This year’s AutoTeam America Buy/Sell Summit and CEO/CFO Forum at the National Automobile Dealers Association (NADA) Convention and Expo brought together many viewpoints on the state of the industry, including those of brokers, bankers, industry analysts and reporters, family funds, private equity groups, attorneys, CPAs, and, of course, dealers.
In 2016, the seasonally adjusted annual rate (SAAR) finished at 17.55 million vehicles, up slightly from the prior year. Three hundred and forty rooftops were sold during the year compared with 472 in 2015 (down 28 percent). Much of this decrease was due to fewer transactions by the publicly traded groups, which bought approximately 10 percent fewer stores than they did in the prior year. Valuations continued to be strong.

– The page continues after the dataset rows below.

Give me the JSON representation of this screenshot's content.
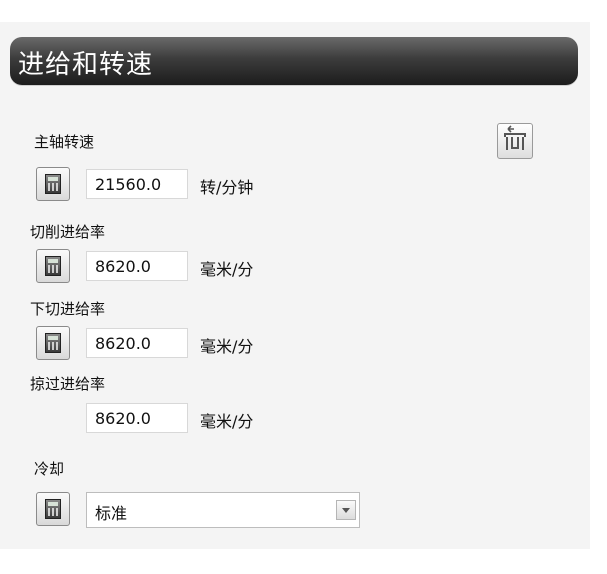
{
  "panel": {
    "title": "进给和转速"
  },
  "spindle_speed": {
    "label": "主轴转速",
    "value": "21560.0",
    "unit": "转/分钟"
  },
  "cutting_feed": {
    "label": "切削进给率",
    "value": "8620.0",
    "unit": "毫米/分"
  },
  "plunge_feed": {
    "label": "下切进给率",
    "value": "8620.0",
    "unit": "毫米/分"
  },
  "skim_feed": {
    "label": "掠过进给率",
    "value": "8620.0",
    "unit": "毫米/分"
  },
  "coolant": {
    "label": "冷却",
    "selected": "标准"
  },
  "icons": {
    "calculator": "calculator-icon",
    "load_from_tool": "load-from-tool-icon",
    "dropdown": "chevron-down-icon"
  }
}
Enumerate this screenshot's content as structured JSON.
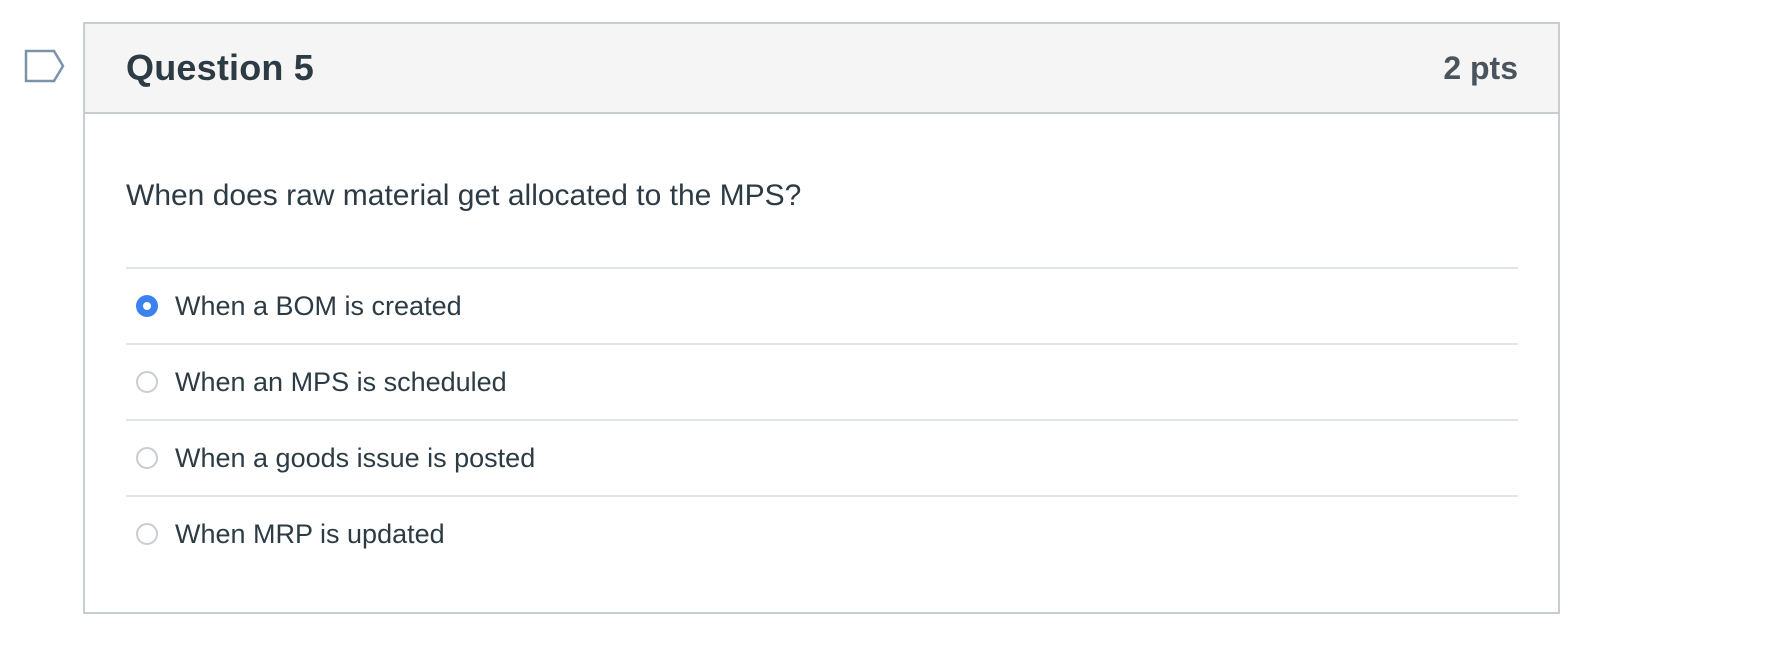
{
  "question": {
    "title": "Question 5",
    "points": "2 pts",
    "text": "When does raw material get allocated to the MPS?",
    "answers": [
      {
        "label": "When a BOM is created",
        "selected": true
      },
      {
        "label": "When an MPS is scheduled",
        "selected": false
      },
      {
        "label": "When a goods issue is posted",
        "selected": false
      },
      {
        "label": "When MRP is updated",
        "selected": false
      }
    ]
  },
  "colors": {
    "accent": "#3b82f0",
    "header_bg": "#f5f5f5",
    "border": "#c7cdd1",
    "text": "#2d3b45"
  },
  "icons": {
    "flag": "flag-question-icon",
    "radio_checked": "radio-checked-icon",
    "radio_unchecked": "radio-unchecked-icon"
  }
}
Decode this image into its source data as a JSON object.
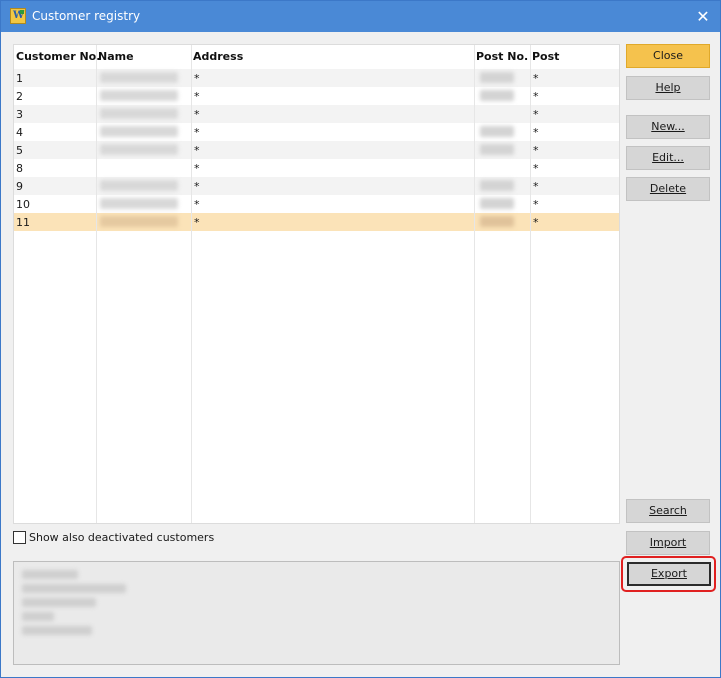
{
  "window": {
    "title": "Customer registry",
    "close_glyph": "✕",
    "app_icon": "w-app-icon",
    "icon_letter": "W"
  },
  "grid": {
    "columns": [
      "Customer No.",
      "Name",
      "Address",
      "Post No.",
      "Post"
    ],
    "rows": [
      {
        "no": "1",
        "address": "*",
        "post": "*"
      },
      {
        "no": "2",
        "address": "*",
        "post": "*"
      },
      {
        "no": "3",
        "address": "*",
        "post": "*"
      },
      {
        "no": "4",
        "address": "*",
        "post": "*"
      },
      {
        "no": "5",
        "address": "*",
        "post": "*"
      },
      {
        "no": "8",
        "address": "*",
        "post": "*"
      },
      {
        "no": "9",
        "address": "*",
        "post": "*"
      },
      {
        "no": "10",
        "address": "*",
        "post": "*"
      },
      {
        "no": "11",
        "address": "*",
        "post": "*"
      }
    ],
    "selected_row": "11"
  },
  "checkbox": {
    "label": "Show also deactivated customers",
    "checked": false
  },
  "buttons": {
    "close": "Close",
    "help": "Help",
    "new": "New...",
    "edit": "Edit...",
    "delete": "Delete",
    "search": "Search",
    "import": "Import",
    "export": "Export"
  },
  "colors": {
    "titlebar": "#4a89d6",
    "accent": "#f5c24d",
    "selection": "#fbe3b8",
    "highlight": "#e02020"
  }
}
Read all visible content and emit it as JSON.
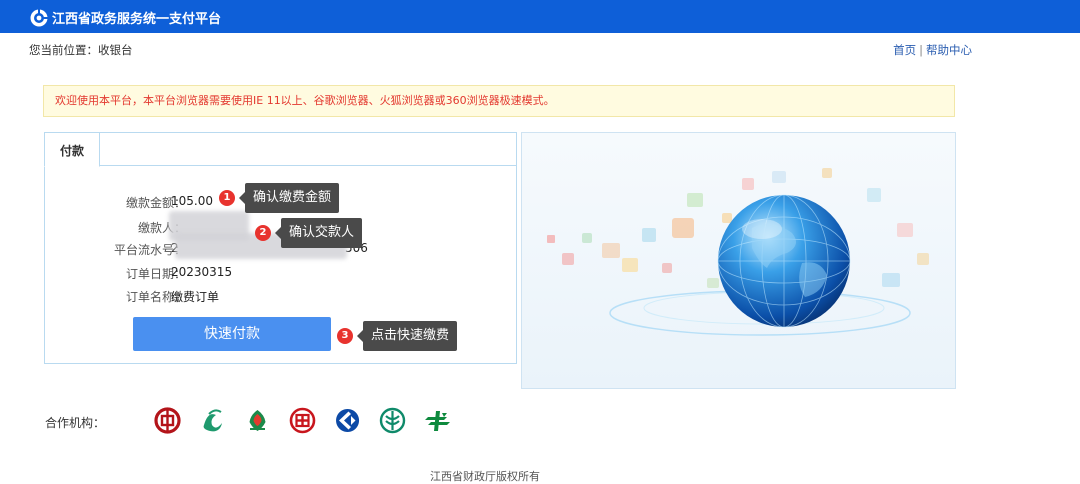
{
  "header": {
    "title": "江西省政务服务统一支付平台"
  },
  "breadcrumb": {
    "text": "您当前位置：收银台"
  },
  "top_links": {
    "home": "首页",
    "separator": "|",
    "help": "帮助中心"
  },
  "notice": {
    "text": "欢迎使用本平台，本平台浏览器需要使用IE 11以上、谷歌浏览器、火狐浏览器或360浏览器极速模式。"
  },
  "payment": {
    "tab_label": "付款",
    "fields": [
      {
        "label": "缴款金额：",
        "value": "105.00"
      },
      {
        "label": "缴款人：",
        "value": ""
      },
      {
        "label": "平台流水号：",
        "value": "2",
        "value_suffix": "506"
      },
      {
        "label": "订单日期：",
        "value": "20230315"
      },
      {
        "label": "订单名称：",
        "value": "缴费订单"
      }
    ],
    "pay_button": "快速付款"
  },
  "tips": [
    {
      "number": "1",
      "text": "确认缴费金额"
    },
    {
      "number": "2",
      "text": "确认交款人"
    },
    {
      "number": "3",
      "text": "点击快速缴费"
    }
  ],
  "partners": {
    "label": "合作机构：",
    "items": [
      "bank-of-china-icon",
      "rural-credit-icon",
      "agricultural-bank-icon",
      "icbc-icon",
      "construction-bank-icon",
      "abc-icon",
      "postal-savings-icon"
    ]
  },
  "footer": {
    "text": "江西省财政厅版权所有"
  },
  "colors": {
    "header_bg": "#0e5fd8",
    "button_bg": "#4a90f0",
    "notice_text": "#e3382f",
    "badge": "#e8332e"
  }
}
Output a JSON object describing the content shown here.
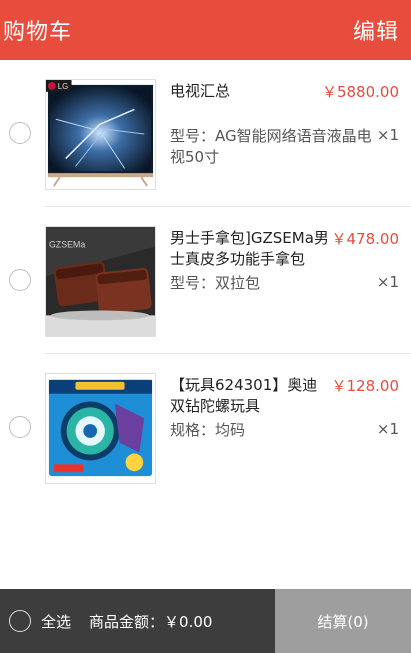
{
  "header": {
    "title": "购物车",
    "edit_label": "编辑"
  },
  "items": [
    {
      "name": "电视汇总",
      "price": "￥5880.00",
      "spec": "型号：AG智能网络语音液晶电视50寸",
      "qty": "×1",
      "thumb_brand": "LG",
      "thumb_icon": "television-image"
    },
    {
      "name": "男士手拿包]GZSEMa男士真皮多功能手拿包",
      "price": "￥478.00",
      "spec": "型号：双拉包",
      "qty": "×1",
      "thumb_brand": "GZSEMa",
      "thumb_icon": "leather-wallet-image"
    },
    {
      "name": "【玩具624301】奥迪双钻陀螺玩具",
      "price": "￥128.00",
      "spec": "规格：均码",
      "qty": "×1",
      "thumb_icon": "spinning-top-toy-image"
    }
  ],
  "footer": {
    "select_all_label": "全选",
    "amount_label": "商品金额：",
    "amount_value": "￥0.00",
    "checkout_label": "结算(0)"
  },
  "colors": {
    "accent": "#e74c3c",
    "footer_bg": "#3d3d3d",
    "checkout_bg": "#9e9e9e"
  }
}
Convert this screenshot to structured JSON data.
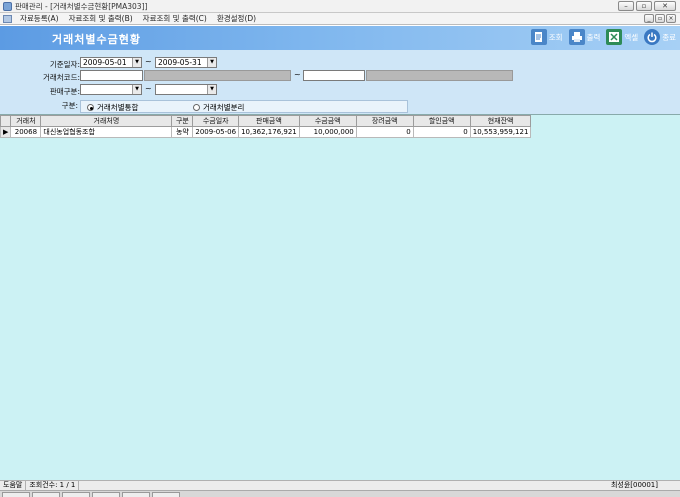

The overwhelming consensus was that the industry is currently in great health and primed for at least another good year before seeing a slowdown. The following evidence, as reported by NADA, supports this optimism.
- The rise in employment in the past few years is fueling more demand for vehicles.
- Low interest rates are keeping the cost of capital down on major investments and, in many cases, turning net floor-plan interest into income when assistance paid by the manufacturers exceeds expenses incurred.
- Lower fuel costs are encouraging more driving and increasing demand for bigger, higher-priced, and higher-margin vehicles.
- Total annual miles driven increased for the third straight year (up 3.1 percent), which directly correlates to more demand for vehicles.
- Consumer confidence is the highest it has been since 2004, which is always good for vehicle purchases.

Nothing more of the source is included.